A problem with heroism and standard RPG design is that the “hero” begins as a “normal person”, level 1 and thus considered useless and pathetic, well, good for growing wheat maybe, and through a magical journey filled with bravery and heroism becomes able to kill a dragon, finally becomes useful, not like those 99.999% of “normal people” with their cowardice, uselessness, and meaty bodies for dragon dinners.
So the “hero” leaves the people behind, transcending their meager lives, and does what they aren’t willing to do, murder thousands of creatures in order to become strong enough to murder a very tough creature.
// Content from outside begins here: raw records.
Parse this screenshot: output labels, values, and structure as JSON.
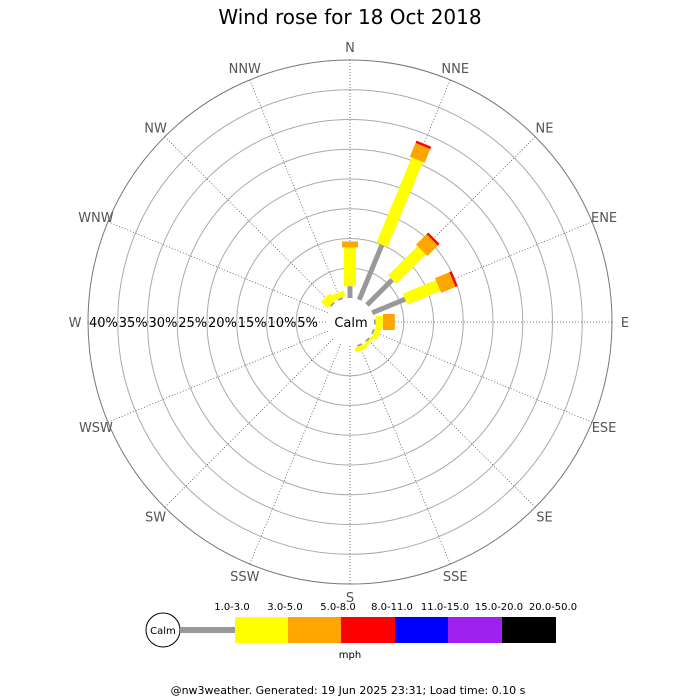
{
  "chart_data": {
    "type": "wind-rose",
    "title": "Wind rose for 18 Oct 2018",
    "directions": [
      "N",
      "NNE",
      "NE",
      "ENE",
      "E",
      "ESE",
      "SE",
      "SSE",
      "S",
      "SSW",
      "SW",
      "WSW",
      "W",
      "WNW",
      "NW",
      "NNW"
    ],
    "radial_ticks": [
      "40%",
      "35%",
      "30%",
      "25%",
      "20%",
      "15%",
      "10%",
      "5%"
    ],
    "radial_max": 40,
    "calm_label": "Calm",
    "speed_bins": [
      {
        "label": "1.0-3.0",
        "color": "#999999"
      },
      {
        "label": "3.0-5.0",
        "color": "#ffff00"
      },
      {
        "label": "5.0-8.0",
        "color": "#ffa500"
      },
      {
        "label": "8.0-11.0",
        "color": "#ff0000"
      },
      {
        "label": "11.0-15.0",
        "color": "#0000ff"
      },
      {
        "label": "15.0-20.0",
        "color": "#a020f0"
      },
      {
        "label": "20.0-50.0",
        "color": "#000000"
      }
    ],
    "unit": "mph",
    "series": [
      {
        "direction": "N",
        "segments": [
          2.0,
          6.5,
          1.0
        ]
      },
      {
        "direction": "NNE",
        "segments": [
          10.0,
          15.5,
          2.5,
          0.4
        ]
      },
      {
        "direction": "NE",
        "segments": [
          6.0,
          7.0,
          2.5,
          0.4
        ]
      },
      {
        "direction": "ENE",
        "segments": [
          6.0,
          6.0,
          2.6,
          0.4
        ]
      },
      {
        "direction": "E",
        "segments": [
          0.3,
          1.2,
          2.0
        ]
      },
      {
        "direction": "ESE",
        "segments": [
          0.3,
          1.0
        ]
      },
      {
        "direction": "SE",
        "segments": [
          0.3,
          0.5
        ]
      },
      {
        "direction": "SSE",
        "segments": [
          0.3,
          0.8
        ]
      },
      {
        "direction": "S",
        "segments": []
      },
      {
        "direction": "SSW",
        "segments": []
      },
      {
        "direction": "SW",
        "segments": []
      },
      {
        "direction": "WSW",
        "segments": []
      },
      {
        "direction": "W",
        "segments": []
      },
      {
        "direction": "WNW",
        "segments": []
      },
      {
        "direction": "NW",
        "segments": [
          0.3,
          1.5
        ]
      },
      {
        "direction": "NNW",
        "segments": [
          0.3,
          1.0
        ]
      }
    ]
  },
  "footer": "@nw3weather. Generated: 19 Jun 2025 23:31; Load time: 0.10 s"
}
The game assumes this process is completely fine, there’s no challenge to the underlying assumptions.
In an era of Facebook and Twitter, where to some extent billions of people are connected and are finding that they are more similar to each other than they ever previously thought, the role of the “heroic individual” or “small band of heroes” saving the world to benefit the masses is as ludicrous as believing that killing a single creature, regardless of how odious he is, saves the world.
Blowing up the Death Star is useful, and bands of people all over the world take up arms to defend their locality – some of them are quite heroic although almost all of them are faceless to the wider world and are never featured in a heroic RPG. Blowing up the corporate towers (in Fight Club) is not useful, except to provide a fantasy of triumph amid a wreckage of despair.
Real life doesn’t have any Death Stars – no magical places where a single weapon shot, merely with pinpoint accuracy, destroys a super-key military installation. There are no magic bullets in real life and complex systems of power produce and reproduce military installations.
RPGs aren’t about heroism, they are about triumph. They make sure the player triumphs through the reload function and giving him superpowers not available to “monsters”. The only hope that monsters have to avoid death is for the player to become too bored to continue playing the game.
A solution may be not destruction, as RPGs tell us time and again, but re-construction – altering those complex systems of power to produce better results. We’ll have to give up our Fight Club and Star Wars fantasies of destruction and power over life and death to achieve such a thing.